This research will use state of the art neuroimaging techniques to advance our understanding of the neurobiology of two of the most challenging and difficult to manage aspects of PWS: hyperphagia and psychosis. The investigators will determine if imaging can detect changes in hypothalamic function in relation to eating behavior in PWS as well as how brain structure and neurotransmitter metabolism are altered in those with PWS who experience mental illness. Dr. Brown’s group proposes that altered expression of several genes at or near the PWS region may disrupt key neurotransmitter systems cause a cascade of effects, ultimately altering the inhibitory/excitatory balance in the brain and causing dysfunction of the predictive processing system of the brain.
Lay Abstract
The proposed research aims to address two of the most difficult to manage and treat behavioural aspects of Prader-Willi syndrome (PWS): hyperphagia (over-eating) and psychosis. Overeating in PWS accounts for a significant increase in morbidity and mortality in this population, and as the underlying neurobiology remains largely unknown and difficult to study in the clinical population, it poses a substantial challenge for syndrome management. Similarly, while psychotic symptoms are frequently observed in PWS, the presentation of these symptoms is atypical, making it difficult to classify within currently described psychotic disorders. Importantly, further research is needed to establish treatments to help manage these symptoms and to improve quality of life.
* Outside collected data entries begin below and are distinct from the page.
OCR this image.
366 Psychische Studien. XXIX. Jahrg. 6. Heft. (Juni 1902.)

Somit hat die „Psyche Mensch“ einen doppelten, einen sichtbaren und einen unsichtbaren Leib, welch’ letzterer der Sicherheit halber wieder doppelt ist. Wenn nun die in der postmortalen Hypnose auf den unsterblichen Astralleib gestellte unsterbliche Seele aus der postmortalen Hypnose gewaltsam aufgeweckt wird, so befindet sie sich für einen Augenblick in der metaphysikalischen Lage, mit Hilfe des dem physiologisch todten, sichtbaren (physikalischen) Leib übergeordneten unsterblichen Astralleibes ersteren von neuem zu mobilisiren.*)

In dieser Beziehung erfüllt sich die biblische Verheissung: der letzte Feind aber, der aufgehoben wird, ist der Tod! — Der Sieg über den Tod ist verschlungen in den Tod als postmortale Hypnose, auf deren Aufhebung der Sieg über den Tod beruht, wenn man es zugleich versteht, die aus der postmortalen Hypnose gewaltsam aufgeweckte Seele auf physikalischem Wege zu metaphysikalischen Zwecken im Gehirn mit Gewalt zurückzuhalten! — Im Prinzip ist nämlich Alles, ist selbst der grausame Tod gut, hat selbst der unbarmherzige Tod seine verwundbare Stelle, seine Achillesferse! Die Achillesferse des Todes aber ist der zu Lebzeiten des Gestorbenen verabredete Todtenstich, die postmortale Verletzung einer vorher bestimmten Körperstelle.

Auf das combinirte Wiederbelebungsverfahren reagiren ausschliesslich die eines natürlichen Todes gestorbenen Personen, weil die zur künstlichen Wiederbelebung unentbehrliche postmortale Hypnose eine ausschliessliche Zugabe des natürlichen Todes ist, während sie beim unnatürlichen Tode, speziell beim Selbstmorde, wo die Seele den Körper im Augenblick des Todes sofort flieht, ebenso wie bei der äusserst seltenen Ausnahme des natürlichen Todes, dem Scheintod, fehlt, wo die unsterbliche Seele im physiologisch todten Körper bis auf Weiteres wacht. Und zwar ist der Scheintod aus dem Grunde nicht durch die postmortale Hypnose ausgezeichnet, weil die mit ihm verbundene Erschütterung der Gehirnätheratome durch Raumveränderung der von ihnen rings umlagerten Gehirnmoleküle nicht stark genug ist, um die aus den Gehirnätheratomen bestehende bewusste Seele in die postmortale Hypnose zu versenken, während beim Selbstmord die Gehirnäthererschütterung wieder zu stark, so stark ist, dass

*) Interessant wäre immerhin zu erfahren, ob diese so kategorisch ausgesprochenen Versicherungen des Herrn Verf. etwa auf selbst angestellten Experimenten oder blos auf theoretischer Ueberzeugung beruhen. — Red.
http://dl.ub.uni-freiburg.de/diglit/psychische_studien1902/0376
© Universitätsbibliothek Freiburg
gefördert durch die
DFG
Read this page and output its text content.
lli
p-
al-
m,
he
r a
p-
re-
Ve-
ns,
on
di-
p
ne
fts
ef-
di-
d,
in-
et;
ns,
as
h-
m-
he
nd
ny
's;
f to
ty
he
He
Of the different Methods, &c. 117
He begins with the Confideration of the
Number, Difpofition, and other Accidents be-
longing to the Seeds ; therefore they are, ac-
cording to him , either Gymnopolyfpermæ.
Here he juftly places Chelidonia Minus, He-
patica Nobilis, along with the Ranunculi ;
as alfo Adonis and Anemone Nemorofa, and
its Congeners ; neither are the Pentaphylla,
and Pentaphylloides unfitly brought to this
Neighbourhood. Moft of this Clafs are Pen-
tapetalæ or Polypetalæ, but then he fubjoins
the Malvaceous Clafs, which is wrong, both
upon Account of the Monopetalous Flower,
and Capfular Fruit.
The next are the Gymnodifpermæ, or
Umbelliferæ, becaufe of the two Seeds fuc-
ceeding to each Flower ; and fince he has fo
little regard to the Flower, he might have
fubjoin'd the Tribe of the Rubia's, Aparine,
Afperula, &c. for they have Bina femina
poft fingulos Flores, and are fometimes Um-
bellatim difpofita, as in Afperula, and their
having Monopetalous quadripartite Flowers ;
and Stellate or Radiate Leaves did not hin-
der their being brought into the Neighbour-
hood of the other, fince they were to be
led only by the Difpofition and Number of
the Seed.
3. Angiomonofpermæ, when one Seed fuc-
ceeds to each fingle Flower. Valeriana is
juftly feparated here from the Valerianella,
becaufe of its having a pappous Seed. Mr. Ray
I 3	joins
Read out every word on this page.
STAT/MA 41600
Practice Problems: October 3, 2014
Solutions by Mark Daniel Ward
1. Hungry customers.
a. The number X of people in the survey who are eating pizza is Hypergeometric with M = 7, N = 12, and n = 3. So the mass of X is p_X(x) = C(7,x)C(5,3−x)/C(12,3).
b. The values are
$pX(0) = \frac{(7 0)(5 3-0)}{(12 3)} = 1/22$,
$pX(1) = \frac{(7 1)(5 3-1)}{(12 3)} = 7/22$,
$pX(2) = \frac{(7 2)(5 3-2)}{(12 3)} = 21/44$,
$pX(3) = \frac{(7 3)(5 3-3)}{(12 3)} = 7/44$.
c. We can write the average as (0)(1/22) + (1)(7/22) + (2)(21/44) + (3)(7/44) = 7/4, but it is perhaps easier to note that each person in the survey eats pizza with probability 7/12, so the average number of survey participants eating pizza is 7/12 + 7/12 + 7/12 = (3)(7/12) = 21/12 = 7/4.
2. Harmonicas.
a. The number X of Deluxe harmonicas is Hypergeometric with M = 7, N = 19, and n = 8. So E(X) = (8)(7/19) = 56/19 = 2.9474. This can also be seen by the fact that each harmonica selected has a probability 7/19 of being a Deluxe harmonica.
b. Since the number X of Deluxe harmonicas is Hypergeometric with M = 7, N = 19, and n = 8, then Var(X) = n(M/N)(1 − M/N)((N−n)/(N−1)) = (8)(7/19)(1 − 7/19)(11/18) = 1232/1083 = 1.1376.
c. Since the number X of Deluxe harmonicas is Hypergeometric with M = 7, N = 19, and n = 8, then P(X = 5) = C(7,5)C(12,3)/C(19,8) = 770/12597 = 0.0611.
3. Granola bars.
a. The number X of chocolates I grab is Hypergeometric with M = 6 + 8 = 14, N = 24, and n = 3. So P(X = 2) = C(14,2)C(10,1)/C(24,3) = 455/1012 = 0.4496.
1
Neuroimaging and the application of MRI technology is a quickly developing field, and with advances in this area, the opportunity arises to shed substantial light on the brain changes that underly the aforementioned behavioural difficulties in PWS. Our research group has taken a community-led approach to successfully scan 32 PWS young adults to date, and the planned research aims to fully utilise the wealth of data collected and expand analyses to include new and innovative approaches to solving behavioural challenges in PWS. These approaches include mapping the brain structurally, examining hypothalamic function (a key regulator of appetite) and looking at brain chemicals (a known causation of psychosis).
Overall, this research plans to significantly develop our knowledge of the underlying neurobiology of two of the most challenging and difficult to manage behavioural aspects of PWS: over-eating and psychosis. To address these research aims, we propose to utilise advanced neuroimaging techniques, for which our research team has both the unique technical expertise and clinical experience.
Next Steps & Therapeutic Development:
We predict that a) function of the hypothalamus will be altered in relation to eating behaviour in PWS and b) that brain structure and neurotransmitter metabolism will reflect the increased presence of psychosis in there mUPD genetic subtype. Identification of metabolite imbalance and the upstream pathways involved will be key in allowing psychosis treatments to be effectively and thoughtfully targeted in PWS.
In the efforts to develop treatments for hyperphagia in PWS, Aardvark Therapeutics have recently developed an agent called ARD101, an agonist for bitter taste receptors which is in clinical trial as an appetite suppressant. ARD101 shows significant promise in the management of appetite in PWS, and our research group is planning a proof-of-concept study with Aardvark, to translate our findings into the development of therapeutics directly. One mechanism ARD101 acts by is through hypothalamic function. Once the present proposed hyperphagia research evidences hypothalamic functional abnormality relating to eating behaviour in PWS, we plan to establish in patients taking ARD101 how this agent may return hypothalamic function to a control baseline level, thus providing valuable neurobiological evidence of the efficacy of the agent.